I'm sure that all of my various mental weirdnesses are related. The sort-of-but-not-really-hyperlexia is almost certainly related, and I wonder if the asexuality and general dysphoria/dysmorphia are too. (Of course, that has often manifested itself as me not really recognizing myself in the mirror or photographs, so, yeah, probably. Also, this person's experience seems frighteningly familiar.)
I don't think there's really any "treatment" or any reasonable thing to do except to practice as much as I can, and try to figure out ways of making people know that if I don't recognize them it's not because I'm not interested in them — I just need a reminder of who they are (via an event or a common friend or whatever), because that's how my brain is wired.
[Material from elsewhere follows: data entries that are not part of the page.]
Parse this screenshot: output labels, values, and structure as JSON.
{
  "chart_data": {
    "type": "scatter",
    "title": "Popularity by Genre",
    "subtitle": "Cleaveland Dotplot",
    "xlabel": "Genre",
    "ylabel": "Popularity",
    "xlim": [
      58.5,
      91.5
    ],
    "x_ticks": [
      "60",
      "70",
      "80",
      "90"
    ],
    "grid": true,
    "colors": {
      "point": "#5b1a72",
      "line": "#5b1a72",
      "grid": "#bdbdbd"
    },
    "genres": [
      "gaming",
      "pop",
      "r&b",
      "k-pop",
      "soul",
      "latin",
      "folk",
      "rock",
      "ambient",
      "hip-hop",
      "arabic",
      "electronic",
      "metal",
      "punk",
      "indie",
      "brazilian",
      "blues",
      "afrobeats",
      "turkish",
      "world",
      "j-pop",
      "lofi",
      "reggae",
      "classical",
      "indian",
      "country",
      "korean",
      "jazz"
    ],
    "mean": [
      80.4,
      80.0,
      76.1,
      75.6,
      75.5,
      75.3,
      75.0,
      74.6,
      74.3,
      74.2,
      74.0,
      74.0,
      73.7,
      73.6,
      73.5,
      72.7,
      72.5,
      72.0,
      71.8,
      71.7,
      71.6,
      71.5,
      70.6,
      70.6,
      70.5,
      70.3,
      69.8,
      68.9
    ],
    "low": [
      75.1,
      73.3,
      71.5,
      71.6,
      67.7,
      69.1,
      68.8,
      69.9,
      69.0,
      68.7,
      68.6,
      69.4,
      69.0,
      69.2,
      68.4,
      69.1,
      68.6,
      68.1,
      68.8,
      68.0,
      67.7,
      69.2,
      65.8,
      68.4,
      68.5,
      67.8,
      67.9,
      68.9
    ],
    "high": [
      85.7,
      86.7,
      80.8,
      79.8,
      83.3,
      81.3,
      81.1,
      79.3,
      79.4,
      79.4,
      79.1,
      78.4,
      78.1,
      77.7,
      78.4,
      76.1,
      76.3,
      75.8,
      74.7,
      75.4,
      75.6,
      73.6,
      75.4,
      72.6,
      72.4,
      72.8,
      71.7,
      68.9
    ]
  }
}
James "Kibo" Parry's rant about it also seems completely familiar to me, in terms of how I learn peoples' faces and how it differs from how most people seem to.
Comments
Even then I still have trouble when they change their hair or stop wearing hats or when I see them from an odd angle or whatever. When I'm meeting someone in a crowded place it usually comes down to them finding me. I can't just glance at the crowd - I have to specifically inspect everyone who comes by, which tends to make all the people I don't know uncomfortable.
Gedvondur
I'm bad enough with names that on occasion somebody has introduced themselves and I've forgotten the name already during the conversation. Ouch!